Nos limites do céu

No limite da Terra com o Céu, aportou um peregrino envolto em nevado manto. 
Irradiava pureza e brandura. A fronte denunciava-lhe a nobreza pelos raios diamantinos que emitia em todas as direções. Extenso halo de luz assinalava-lhe a presença. 
Recebido pela entidade angélica, que presidia à importante passagem, apresentou sua aspiração máxima: ingressar definitivamente no paraíso, gozar-lhe o descanso beatífico. 
O divino funcionário, embora admirado e reverente perante espírito tão puro, esboçou o gesto de quem notava alguma falha menos visível ao olhar inexperiente e considerou: 
—Meu irmão, rendo homenagem à alvura de tuas vestes, entretanto, vejamos se já adquiriste a virtude perfeita. 
Sorridente, feliz, o viajor vitorioso pôs-se à escuta. 
—Conseguiste entesourar o amor sublime. Perguntou o anjo, respeitoso. 
—Graças a Deus! —informou o interpelado. 
—Edificaste a humildade? 
—Sim. 
—Guardaste a esperança fiel? 
—Todos os dias. 
—Seguiste o bem? 
—Invariavelmente. 
—Cultivaste e pureza? 
—Com zelo extremado. 
—Exemplificaste o trabalho construtivo? 
—Diariamente. 
—Sustentaste e fé? 
—Confiei no Divino Poder, acima de tudo. 
—Ensinaste a verdade e testemunhaste-a? 
—Com todas as minhas forças. 
—Conservaste a paciência? 
—Sem perdê-la jamais. 
—Combateste os vícios em ti mesmo, tais como a vaidade e o orgulho, o egoísmo e o ciúme, a teimosia e a discórdia? 
—Esmeradamente. 
—Guerreaste os males que assolam a vida, como sejam o ódio e a perversidade, a insensatez e a ignorância, a brutalidade e a estupidez? 
—Sempre. 
O anjo interrompeu-se, refletiu longos minutos, como se estivesse em face de grave enigma, e indagou: 
—Meu amigo, já trabalhaste no inferno? 
—Ah! Isto não! —respondeu o peregrino, escandalizado. —Como haveria de ser? 
O fiscal da celeste alfândega sorriu, a seu turno, e observou: 
—Falta-te semelhante realização para subir mais alto. 
—Oh! Que contrassenso! —aventurou o interessado —como servir entre gênios satânicos, de olhos conturbados pela permanente malícia, de ouvidos atormentado pela gritaria, de mãos atadas pelos impedimentos do mal soberano, de pés cambaleantes sobre o terreno inseguro, com todas as potências da alma perturbadas pelas tentações? 
—Sim —meu amigo —acentuou o preposto divino — o bem é para salvar o mal, o amor foi criado para que amemos, a sabedoria se destina em primeiro lugar, ao ignorante. A maior missão da virtude é eliminar o vício e amparar o viciado. 
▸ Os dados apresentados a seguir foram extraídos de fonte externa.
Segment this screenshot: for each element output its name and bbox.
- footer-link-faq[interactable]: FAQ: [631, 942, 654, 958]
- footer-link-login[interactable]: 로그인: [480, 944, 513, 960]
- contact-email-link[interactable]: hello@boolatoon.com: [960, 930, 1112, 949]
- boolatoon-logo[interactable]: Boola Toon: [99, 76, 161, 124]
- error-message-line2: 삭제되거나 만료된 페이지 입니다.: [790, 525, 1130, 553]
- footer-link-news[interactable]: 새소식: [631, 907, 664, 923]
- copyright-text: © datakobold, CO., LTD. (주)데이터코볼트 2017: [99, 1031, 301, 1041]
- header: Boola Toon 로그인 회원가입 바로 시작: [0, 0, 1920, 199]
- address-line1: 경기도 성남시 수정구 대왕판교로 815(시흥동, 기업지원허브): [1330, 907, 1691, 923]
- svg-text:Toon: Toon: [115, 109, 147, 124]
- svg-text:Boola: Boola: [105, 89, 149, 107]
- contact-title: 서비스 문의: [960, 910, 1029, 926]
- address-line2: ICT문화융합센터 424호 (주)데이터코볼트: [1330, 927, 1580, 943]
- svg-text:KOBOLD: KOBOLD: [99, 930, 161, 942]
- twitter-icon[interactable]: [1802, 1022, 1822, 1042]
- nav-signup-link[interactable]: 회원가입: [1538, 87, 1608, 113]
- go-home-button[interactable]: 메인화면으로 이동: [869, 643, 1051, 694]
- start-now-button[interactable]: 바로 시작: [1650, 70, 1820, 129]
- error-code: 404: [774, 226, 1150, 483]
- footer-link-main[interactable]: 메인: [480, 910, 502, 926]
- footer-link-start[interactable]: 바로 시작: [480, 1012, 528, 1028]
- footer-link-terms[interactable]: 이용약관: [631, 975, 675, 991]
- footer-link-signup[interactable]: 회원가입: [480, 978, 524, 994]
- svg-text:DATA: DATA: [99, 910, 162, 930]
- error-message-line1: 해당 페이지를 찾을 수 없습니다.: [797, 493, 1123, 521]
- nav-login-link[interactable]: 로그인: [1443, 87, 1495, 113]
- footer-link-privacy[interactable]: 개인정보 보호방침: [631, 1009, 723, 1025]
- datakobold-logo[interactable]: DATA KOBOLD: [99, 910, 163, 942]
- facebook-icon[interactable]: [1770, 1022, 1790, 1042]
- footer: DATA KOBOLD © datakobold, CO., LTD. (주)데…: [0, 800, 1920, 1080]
E, perante o assombro do ouvinte, rematou: 
—Torne à Terra, desce ao inferno que o homem criou e serve ao Senhor Supremo, voltando depois… Então, cogitaremos da travessia. Lembra-te de que o Sol, situado cerca de cento e cinquenta milhões de quilômetros além do teu mundo, larga raios luminosos e salvadores ao mais profundo abismo planetário… 
Em seguida, o controlador da Porta Celestial cerrou a passagem ligeiramente entreaberta e o peregrino, de capa lirial, espantadiço e desapontado, sentou-se um pouco, a fim de meditar sobre as conquistas que havia feito. 

Espírito Irmão X (Humberto de Campos), do livro Luz acima, psicografado por Chico Xavier.